Incubators are multiplying, France seems to have a high position (and is certainly better than perceived…) in the world rankings.
At the same time, all companies are involved in one or even many “digitisation” projects. There is an ever-increasing number of smartphone and tablet applications. “Cross-channel” issues are increasingly being taken into account by traders to manage “customer experience” and increase their revenues. Uberisation is sought for each sector of activity. The concept of “disruption” is the new martingale.
No group wants to end up like Kodak.
New posts are being created, such as Chief Digital Officer (CDO).
Start-ups, often with limited resources, seek safeguards for launching their activity, their first contracts, their next fundraising, etc. by means of contracts that are generally in the form of general terms, so as to avoid any negotiation which would sometimes be difficult form them to conduct, especially against large groups.

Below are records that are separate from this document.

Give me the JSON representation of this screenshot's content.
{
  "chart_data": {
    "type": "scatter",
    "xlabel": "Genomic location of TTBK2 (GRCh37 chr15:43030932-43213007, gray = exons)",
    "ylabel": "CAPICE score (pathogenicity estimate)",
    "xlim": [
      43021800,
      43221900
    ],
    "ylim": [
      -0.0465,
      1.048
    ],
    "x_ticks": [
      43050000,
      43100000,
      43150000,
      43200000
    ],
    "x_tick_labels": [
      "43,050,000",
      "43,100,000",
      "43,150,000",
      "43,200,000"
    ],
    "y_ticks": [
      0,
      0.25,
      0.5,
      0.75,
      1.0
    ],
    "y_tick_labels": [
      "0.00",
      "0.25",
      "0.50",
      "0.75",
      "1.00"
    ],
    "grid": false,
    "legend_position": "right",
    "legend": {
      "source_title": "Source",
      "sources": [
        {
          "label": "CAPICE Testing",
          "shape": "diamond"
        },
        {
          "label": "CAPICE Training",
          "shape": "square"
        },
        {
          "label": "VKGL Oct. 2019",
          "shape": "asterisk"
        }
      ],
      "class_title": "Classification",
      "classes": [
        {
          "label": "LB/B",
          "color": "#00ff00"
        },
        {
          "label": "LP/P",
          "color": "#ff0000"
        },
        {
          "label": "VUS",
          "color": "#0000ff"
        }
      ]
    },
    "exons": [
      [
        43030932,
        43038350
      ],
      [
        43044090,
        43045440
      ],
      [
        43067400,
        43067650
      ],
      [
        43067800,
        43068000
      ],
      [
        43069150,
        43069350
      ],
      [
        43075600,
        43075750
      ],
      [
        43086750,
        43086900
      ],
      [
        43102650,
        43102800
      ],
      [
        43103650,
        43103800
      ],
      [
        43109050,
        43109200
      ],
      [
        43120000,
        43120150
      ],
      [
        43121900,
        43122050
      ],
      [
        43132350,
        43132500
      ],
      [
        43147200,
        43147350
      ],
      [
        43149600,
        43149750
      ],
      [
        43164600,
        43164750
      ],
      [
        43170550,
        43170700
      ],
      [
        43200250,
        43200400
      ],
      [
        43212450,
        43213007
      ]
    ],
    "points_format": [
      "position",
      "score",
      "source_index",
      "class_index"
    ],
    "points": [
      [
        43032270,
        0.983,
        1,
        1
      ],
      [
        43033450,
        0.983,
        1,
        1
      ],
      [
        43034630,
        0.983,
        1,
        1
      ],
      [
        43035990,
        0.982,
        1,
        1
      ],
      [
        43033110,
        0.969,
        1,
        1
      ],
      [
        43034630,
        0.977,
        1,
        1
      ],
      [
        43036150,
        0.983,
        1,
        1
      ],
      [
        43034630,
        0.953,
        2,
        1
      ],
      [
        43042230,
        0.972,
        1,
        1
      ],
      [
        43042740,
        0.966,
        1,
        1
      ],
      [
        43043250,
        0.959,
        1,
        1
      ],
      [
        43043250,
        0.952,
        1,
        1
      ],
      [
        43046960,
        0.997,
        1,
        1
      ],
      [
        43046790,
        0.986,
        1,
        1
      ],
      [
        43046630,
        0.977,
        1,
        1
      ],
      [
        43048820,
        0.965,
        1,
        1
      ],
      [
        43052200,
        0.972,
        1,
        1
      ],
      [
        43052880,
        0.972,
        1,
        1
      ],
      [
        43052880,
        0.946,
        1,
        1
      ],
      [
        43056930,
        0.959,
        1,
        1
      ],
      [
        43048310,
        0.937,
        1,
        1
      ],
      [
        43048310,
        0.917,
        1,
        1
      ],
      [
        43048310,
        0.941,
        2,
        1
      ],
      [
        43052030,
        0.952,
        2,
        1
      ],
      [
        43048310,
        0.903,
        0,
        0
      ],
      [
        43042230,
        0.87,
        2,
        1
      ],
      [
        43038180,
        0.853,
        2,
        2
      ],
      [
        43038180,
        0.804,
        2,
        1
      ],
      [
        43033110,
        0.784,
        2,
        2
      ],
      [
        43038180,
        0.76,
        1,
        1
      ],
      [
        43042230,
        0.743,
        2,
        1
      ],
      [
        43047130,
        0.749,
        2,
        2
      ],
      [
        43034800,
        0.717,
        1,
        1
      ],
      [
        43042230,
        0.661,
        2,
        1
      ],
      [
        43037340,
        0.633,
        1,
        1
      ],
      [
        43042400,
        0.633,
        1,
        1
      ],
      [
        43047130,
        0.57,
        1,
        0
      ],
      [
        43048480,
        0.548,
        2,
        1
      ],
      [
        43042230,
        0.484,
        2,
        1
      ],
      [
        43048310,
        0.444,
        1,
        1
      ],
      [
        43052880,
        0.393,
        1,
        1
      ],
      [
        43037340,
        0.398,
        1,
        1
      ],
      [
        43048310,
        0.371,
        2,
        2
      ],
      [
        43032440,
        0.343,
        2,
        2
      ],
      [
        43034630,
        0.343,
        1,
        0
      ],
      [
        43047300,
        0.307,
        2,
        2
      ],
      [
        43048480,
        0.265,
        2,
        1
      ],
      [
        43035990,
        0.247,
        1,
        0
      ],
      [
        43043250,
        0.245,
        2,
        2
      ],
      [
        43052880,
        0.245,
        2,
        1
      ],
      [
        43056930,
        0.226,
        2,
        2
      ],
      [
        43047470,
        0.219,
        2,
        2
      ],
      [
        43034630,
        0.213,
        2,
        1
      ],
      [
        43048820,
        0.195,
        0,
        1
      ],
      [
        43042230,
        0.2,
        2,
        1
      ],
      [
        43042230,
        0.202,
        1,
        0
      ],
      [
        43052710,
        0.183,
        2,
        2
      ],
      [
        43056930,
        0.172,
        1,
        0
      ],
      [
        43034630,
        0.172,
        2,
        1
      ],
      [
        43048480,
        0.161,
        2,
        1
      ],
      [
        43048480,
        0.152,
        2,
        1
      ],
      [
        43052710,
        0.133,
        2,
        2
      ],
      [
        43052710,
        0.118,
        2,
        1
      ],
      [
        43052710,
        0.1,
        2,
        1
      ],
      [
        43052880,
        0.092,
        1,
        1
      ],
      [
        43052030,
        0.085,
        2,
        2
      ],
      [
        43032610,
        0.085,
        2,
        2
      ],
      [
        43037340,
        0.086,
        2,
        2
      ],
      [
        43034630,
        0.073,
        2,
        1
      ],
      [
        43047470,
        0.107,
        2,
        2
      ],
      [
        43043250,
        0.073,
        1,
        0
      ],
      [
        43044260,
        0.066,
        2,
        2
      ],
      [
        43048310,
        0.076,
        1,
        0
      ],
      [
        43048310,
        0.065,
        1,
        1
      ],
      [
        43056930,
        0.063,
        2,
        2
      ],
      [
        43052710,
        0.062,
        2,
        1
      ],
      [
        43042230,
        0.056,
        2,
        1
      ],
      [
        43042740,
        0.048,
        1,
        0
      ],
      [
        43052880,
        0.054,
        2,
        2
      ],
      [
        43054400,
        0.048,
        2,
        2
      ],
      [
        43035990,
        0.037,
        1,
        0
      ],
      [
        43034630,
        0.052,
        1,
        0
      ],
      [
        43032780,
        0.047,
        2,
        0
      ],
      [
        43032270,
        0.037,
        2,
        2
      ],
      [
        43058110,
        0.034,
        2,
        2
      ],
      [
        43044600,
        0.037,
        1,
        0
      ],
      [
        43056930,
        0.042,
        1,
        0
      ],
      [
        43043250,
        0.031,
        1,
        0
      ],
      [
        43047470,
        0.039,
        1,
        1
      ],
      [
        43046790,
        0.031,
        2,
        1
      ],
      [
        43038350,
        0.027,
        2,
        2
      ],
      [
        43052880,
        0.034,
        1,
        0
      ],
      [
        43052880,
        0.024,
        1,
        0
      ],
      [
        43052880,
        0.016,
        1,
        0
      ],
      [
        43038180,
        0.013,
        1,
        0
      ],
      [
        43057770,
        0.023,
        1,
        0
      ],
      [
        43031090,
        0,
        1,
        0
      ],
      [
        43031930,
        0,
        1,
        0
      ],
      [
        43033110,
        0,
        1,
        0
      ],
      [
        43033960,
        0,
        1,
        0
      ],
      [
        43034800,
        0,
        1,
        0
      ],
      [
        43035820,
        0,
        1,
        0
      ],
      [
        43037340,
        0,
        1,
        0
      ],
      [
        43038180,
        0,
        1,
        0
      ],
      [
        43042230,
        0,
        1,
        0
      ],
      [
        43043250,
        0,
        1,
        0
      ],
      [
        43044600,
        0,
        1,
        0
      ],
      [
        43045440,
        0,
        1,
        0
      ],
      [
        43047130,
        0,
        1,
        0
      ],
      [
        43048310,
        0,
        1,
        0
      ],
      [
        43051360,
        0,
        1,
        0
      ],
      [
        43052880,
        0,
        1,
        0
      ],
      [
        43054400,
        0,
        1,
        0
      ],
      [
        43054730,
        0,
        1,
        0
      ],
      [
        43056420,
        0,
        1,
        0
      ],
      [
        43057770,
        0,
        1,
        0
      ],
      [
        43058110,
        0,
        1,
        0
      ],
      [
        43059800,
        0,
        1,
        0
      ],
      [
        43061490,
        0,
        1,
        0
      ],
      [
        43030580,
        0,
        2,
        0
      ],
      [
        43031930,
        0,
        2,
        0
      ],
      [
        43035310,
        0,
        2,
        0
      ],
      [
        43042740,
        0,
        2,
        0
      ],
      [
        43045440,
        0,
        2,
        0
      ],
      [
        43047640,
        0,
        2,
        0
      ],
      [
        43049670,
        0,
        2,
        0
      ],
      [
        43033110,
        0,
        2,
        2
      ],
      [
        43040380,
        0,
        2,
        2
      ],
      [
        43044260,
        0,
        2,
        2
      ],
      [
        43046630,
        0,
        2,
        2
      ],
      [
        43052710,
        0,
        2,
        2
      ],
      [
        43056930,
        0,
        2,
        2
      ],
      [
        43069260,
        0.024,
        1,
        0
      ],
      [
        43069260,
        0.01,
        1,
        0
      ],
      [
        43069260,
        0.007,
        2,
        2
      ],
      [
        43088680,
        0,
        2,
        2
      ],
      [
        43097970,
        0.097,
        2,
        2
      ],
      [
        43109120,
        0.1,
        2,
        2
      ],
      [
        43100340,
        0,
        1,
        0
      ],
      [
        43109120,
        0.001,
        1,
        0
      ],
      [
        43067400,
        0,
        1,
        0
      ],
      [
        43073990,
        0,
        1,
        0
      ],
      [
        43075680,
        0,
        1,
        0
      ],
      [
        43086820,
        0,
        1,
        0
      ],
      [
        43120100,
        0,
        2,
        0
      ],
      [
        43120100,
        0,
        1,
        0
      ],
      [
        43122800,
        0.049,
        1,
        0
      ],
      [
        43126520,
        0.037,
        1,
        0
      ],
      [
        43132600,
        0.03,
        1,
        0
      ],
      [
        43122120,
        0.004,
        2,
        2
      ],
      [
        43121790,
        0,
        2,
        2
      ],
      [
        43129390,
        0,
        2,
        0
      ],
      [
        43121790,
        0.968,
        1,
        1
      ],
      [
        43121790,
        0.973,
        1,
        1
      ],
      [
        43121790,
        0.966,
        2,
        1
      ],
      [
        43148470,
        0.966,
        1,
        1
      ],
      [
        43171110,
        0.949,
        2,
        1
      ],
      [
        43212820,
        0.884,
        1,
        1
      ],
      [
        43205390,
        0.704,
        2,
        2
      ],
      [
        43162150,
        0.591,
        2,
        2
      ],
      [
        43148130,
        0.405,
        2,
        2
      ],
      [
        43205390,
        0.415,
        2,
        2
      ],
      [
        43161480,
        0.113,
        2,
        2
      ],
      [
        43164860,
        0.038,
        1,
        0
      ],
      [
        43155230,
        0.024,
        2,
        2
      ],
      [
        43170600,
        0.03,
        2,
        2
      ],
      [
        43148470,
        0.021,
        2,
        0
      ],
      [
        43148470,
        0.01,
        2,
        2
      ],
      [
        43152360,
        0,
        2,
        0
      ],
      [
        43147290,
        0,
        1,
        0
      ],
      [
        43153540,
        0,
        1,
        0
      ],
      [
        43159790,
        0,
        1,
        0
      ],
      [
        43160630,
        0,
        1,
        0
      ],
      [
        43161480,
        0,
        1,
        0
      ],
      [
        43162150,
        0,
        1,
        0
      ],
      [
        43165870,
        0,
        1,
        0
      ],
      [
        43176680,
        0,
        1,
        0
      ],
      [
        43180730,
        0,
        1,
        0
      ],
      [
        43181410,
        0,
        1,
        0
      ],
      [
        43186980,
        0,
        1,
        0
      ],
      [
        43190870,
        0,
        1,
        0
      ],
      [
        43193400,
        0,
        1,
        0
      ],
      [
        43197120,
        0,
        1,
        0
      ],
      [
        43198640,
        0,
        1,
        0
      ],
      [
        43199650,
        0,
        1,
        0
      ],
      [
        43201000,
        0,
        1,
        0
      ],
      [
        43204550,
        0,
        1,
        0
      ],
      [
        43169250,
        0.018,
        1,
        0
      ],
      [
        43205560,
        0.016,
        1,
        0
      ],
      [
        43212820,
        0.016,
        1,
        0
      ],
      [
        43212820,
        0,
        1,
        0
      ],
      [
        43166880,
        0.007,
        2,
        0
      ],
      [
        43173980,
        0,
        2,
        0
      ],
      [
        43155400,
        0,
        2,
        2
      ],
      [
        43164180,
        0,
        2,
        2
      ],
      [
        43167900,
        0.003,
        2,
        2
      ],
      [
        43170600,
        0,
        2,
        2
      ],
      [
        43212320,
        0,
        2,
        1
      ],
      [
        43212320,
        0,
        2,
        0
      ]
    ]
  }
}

These same large groups are all the keener to secure their investments as they are taking a significant risk by using smaller firms, which may indeed be very dynamic and innovative, but have an uncertain future in terms of client development and funding and, ultimately, the sustainability of their technologies.
They sometimes want to impose standard form contracts, with their myriad of schedules and commitments, on start-ups. Some of these start-ups are very quick to sign them without even understanding the true legal scope of what they provide because they lack the means to negotiate them and are in a hurry to obtain their initial financing and commercial references. Others, on the other hand, are determined not to accept any contractual clause that would hinder their ability to raise funds.
In this context, sometimes the language of these two separate worlds is different: a series of obligations de resultat [French obligation of result] for the large groups basing one of their strategic activities on the application of a start-up, that itself can only undertake obligation de moyens [French obligation of reasonable effort] without having any SLA to show…
With our experience with both start-ups and large groups (EY, PwC), our (non-exhaustive) approach to such problems is pragmatic.
In addition, our 19 years of experience in Information Technology enable us to advise on projects and services, both simple and complex:
- technology marketing/acquisition;
- development of websites and smartphone / tablet applications;
- maintenance of websites and smartphone / tablet applications;
- licenses and transfers of intellectual property rights;
- hosting of commercial and non-commercial websites;
Our services notably include:
- the preparation and drafting of general terms;
- drafting and negotiating contracts;
- monitoring the progress of development contracts (acceptance reports, preparation / monitoring of committees, drafting amendments, formal demands, etc.);
- assistance in pre-litigation (redefining / divesting from projects) and litigation (judicial expert appraisals, litigation before the courts).